Lors des dernières Journées Cinématographiques de Carthage (JCC), quatre prisons tunisiennes ont ouvert leurs portes pour accueillir des projections de films de la sélection officielle. Retour en images sur une première.
Par | 06 Décembre 2015 | 15 minutes | Disponible en arabe

C’est une première en Tunise. Une centaine de détenus de la prison de Mahdia ont été les spectateurs du film égyptien "Out of the ordinary", réalisé par Daoued Abdel Sayed. Dans cette nouvelle annexe de la prison, prochainement dédiée aux activités de réhabilitation, l’excitation est palpable.

Pendant les Journées Cinématographiques de Carthage (JCC) 2015 quatre prisons tunisiennes, dont celles de Mahdia et Borj Erroumi (Bizerte), ont été sélectionnées pour accueillir des projections de films pendant la semaine du festival du 21 au 28 novembre 2015.

A la fin de la projection à Borj Erroumi, les questions et interpellations fusent parmi les 200 détenus. Pour l’acteur égyptien Khaled Abol Naga, c’est l’occasion de parler des valeurs que défendent son film, comme le vivre-ensemble et le respect mutuel de chacun, malgré les différences.

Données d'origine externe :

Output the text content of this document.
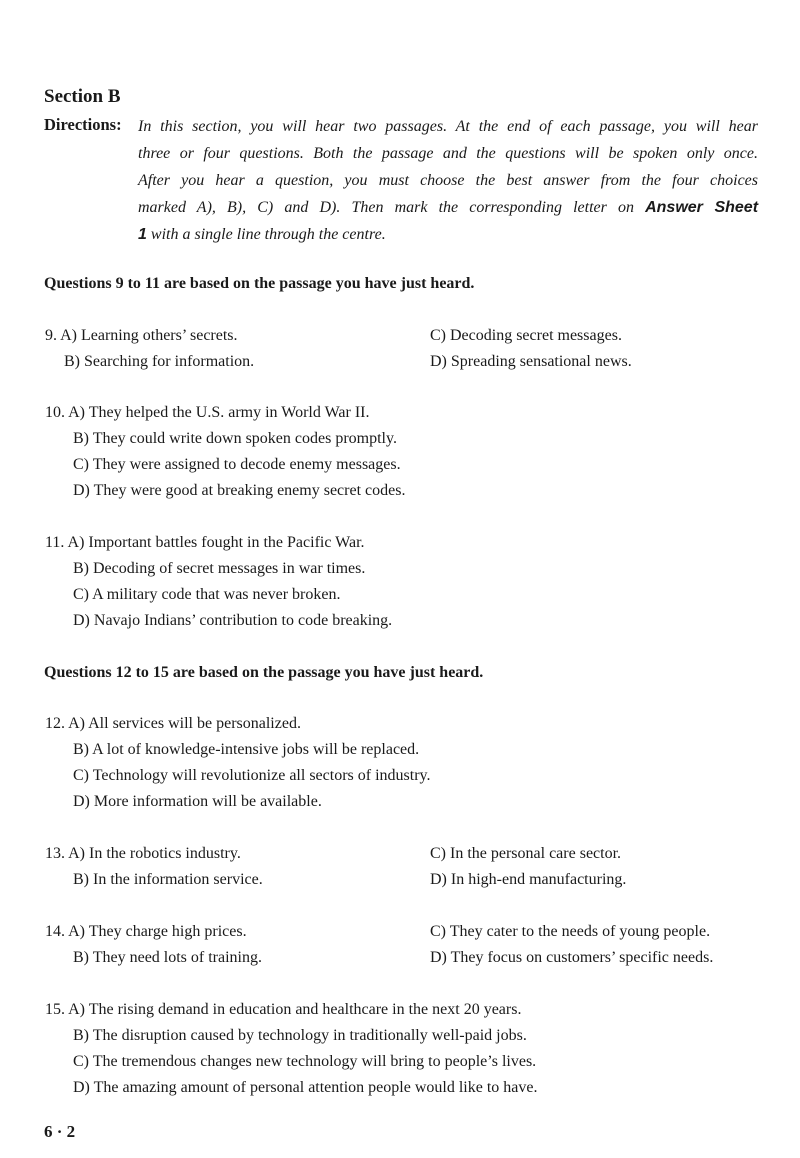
Section B
Directions: In this section, you will hear two passages. At the end of each passage, you will hear
three or four questions. Both the passage and the questions will be spoken only once.
After you hear a question, you must choose the best answer from the four choices
marked A), B), C) and D). Then mark the corresponding letter on Answer Sheet
1 with a single line through the centre.
Questions 9 to 11 are based on the passage you have just heard.
9. A) Learning others’ secrets.
B) Searching for information.
C) Decoding secret messages.
D) Spreading sensational news.
10. A) They helped the U.S. army in World War II.
B) They could write down spoken codes promptly.
C) They were assigned to decode enemy messages.
D) They were good at breaking enemy secret codes.
11. A) Important battles fought in the Pacific War.
B) Decoding of secret messages in war times.
C) A military code that was never broken.
D) Navajo Indians’ contribution to code breaking.
Questions 12 to 15 are based on the passage you have just heard.
12. A) All services will be personalized.
B) A lot of knowledge-intensive jobs will be replaced.
C) Technology will revolutionize all sectors of industry.
D) More information will be available.
13. A) In the robotics industry.
B) In the information service.
C) In the personal care sector.
D) In high-end manufacturing.
14. A) They charge high prices.
B) They need lots of training.
C) They cater to the needs of young people.
D) They focus on customers’ specific needs.
15. A) The rising demand in education and healthcare in the next 20 years.
B) The disruption caused by technology in traditionally well-paid jobs.
C) The tremendous changes new technology will bring to people’s lives.
D) The amazing amount of personal attention people would like to have.
6 · 2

Cette initiative a permis à plus de 500 détenu·es de sortir du quotidien de la prison. Mais plus qu’une évasion ponctuelle, cette action veut aussi ouvrir un débat sur l’incarcération en Tunisie. En effet, pour Emtyez Bellali, chargée du programme de sensibilisation à l’Organisation Mondiale Contre la Torture, et partenaire de l’événement, "les prisonniers sont aussi des citoyens tunisiens et, à ce titre, ils ont aussi le droit de se sentir comme tel. Même si ils sont privés de liberté, ils ne sont pas privés de leurs droits. C’est aussi le moyen de leur montrer qu’ils ne sont pas isolés".

Caché à l’arrière de la salle de projection, Najib* peaufine les derniers détails du portrait de l’acteur Khaled Abol Naga, qu’il a peint pour l’occasion. Cela fait quatre ans, qu’il est là. Il lui reste encore trois années avant de sortir.

"Aujourd’hui, j’ai tout le temps pour peindre en prison, explique Najib* si je sais que cela sera difficile de trouver un travail après la prison, je rêve de pouvoir ouvrir mon atelier de peinture quand je sortirai."

Après avoir offert en main propre son tableau à l’acteur, les caméras se précipitent sur lui pour l’interviewer. C’est l’occasion de valoriser son travail. Cette minute sous les projecteurs sonne comme un avant goût de liberté face à l’enfermement du quotidien.